Some experts have said that restrictions placed on the agricultural use of DDT have increased its effectiveness for malaria control. According to pro-DDT advocate Amir Attaran, the result of the (activated in 2004) Stockholm Convention banning DDT's use in agriculture "is arguably better than the status quo ... For the first time, there is now an insecticide which is restricted to vector control only, meaning that the selection of resistant mosquitoes will be slower than before."[90]

Legacy

Silent Spring has been featured in many lists of the best nonfiction books of the twentieth century. It was fifth in the Modern Library List of Best 20th-Century Nonfiction and number 78 in the National Review's 100 best non-fiction books of the 20th century.[91] In 2006, Silent Spring was named one of the 25 greatest science books of all time by the editors of Discover Magazine.[5] In 2012, the American Chemical Society designated the legacy of Silent Spring a National Historic Chemical Landmark at Chatham University in Pittsburgh.[92]

In 1996, a follow-up book, Beyond Silent Spring, co-written by H. F. van Emden and David Peakall, was published.[93][94]

In 1967 George Newson composed the tape composition Silent Spring using birdsong recorded at London Zoo as source material.

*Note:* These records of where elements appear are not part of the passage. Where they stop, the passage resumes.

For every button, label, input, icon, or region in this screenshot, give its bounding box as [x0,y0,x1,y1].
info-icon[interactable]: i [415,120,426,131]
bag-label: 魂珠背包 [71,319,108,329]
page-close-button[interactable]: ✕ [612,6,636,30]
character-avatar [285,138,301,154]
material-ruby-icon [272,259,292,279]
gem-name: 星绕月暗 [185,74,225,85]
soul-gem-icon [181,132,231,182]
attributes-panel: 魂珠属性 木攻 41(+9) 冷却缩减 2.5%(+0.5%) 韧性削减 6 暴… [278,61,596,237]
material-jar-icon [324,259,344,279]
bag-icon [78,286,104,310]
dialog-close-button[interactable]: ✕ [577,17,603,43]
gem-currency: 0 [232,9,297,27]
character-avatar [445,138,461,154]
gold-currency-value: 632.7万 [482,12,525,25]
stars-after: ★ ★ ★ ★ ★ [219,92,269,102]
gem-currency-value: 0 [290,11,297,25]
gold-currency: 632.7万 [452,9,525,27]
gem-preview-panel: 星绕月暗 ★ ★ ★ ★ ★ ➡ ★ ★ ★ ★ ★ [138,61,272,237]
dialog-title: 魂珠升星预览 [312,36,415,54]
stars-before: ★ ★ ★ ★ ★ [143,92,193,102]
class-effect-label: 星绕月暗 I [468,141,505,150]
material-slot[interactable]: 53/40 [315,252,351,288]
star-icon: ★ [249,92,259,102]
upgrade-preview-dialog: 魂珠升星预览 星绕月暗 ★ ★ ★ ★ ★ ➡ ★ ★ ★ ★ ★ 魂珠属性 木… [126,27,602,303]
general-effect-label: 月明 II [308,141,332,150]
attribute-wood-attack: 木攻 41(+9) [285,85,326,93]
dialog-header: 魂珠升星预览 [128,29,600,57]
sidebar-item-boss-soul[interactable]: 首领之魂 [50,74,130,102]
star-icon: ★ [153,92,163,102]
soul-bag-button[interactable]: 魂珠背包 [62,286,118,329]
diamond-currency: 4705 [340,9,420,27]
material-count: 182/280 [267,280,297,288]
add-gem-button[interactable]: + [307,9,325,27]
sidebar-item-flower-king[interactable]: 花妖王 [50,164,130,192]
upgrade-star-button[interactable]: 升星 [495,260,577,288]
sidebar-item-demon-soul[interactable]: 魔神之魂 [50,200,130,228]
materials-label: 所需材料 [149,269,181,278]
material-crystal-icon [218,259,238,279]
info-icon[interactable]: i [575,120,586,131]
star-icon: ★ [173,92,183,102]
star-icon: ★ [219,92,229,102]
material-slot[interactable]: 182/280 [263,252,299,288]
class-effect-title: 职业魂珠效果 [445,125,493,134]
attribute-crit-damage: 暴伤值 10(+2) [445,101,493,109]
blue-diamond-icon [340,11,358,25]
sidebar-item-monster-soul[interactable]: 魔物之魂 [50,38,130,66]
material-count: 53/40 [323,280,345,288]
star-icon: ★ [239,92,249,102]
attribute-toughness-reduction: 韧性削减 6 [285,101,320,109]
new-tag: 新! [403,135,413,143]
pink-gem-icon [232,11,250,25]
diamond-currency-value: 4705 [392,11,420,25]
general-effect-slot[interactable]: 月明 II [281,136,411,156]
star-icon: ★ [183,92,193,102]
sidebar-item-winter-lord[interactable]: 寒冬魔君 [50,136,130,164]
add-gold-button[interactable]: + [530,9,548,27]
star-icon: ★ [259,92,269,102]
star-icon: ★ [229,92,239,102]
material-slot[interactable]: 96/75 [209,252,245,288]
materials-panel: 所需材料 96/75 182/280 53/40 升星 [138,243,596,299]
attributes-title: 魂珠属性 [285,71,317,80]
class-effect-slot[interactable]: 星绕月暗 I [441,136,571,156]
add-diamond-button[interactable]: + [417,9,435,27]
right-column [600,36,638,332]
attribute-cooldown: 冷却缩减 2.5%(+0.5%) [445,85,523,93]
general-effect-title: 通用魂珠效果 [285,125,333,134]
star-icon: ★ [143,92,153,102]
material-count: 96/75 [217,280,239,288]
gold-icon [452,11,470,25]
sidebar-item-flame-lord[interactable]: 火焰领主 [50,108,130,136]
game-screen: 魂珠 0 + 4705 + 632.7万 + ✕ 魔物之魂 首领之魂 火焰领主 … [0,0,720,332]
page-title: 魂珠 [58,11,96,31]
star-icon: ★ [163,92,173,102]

It was premiered at the Queen Elizabeth Hall in January 1968.[95]

Silent Spring is mentioned in the 2008 science fiction novel The Three-Body Problem by Liu Cixin.

In 2011, the American composer Steven Stucky wrote the eponymously titled symphonic poem Silent Spring to commemorate the fiftieth anniversary of the book's publication. The piece was given its world premiere in Pittsburgh on February 17, 2012, with the conductor Manfred Honeck leading the Pittsburgh Symphony Orchestra.[96][97][98]

In 2019 Bobby, It's Cold Outside, an episode of animated comedy The Simpsons, features a copy of Silent Spring as one of the items burning on the Fox News yule log.[99]

Naturalist David Attenborough has stated that Silent Spring was probably the book that had changed the scientific world the most, after the On the Origin of Species by Charles Darwin.[100]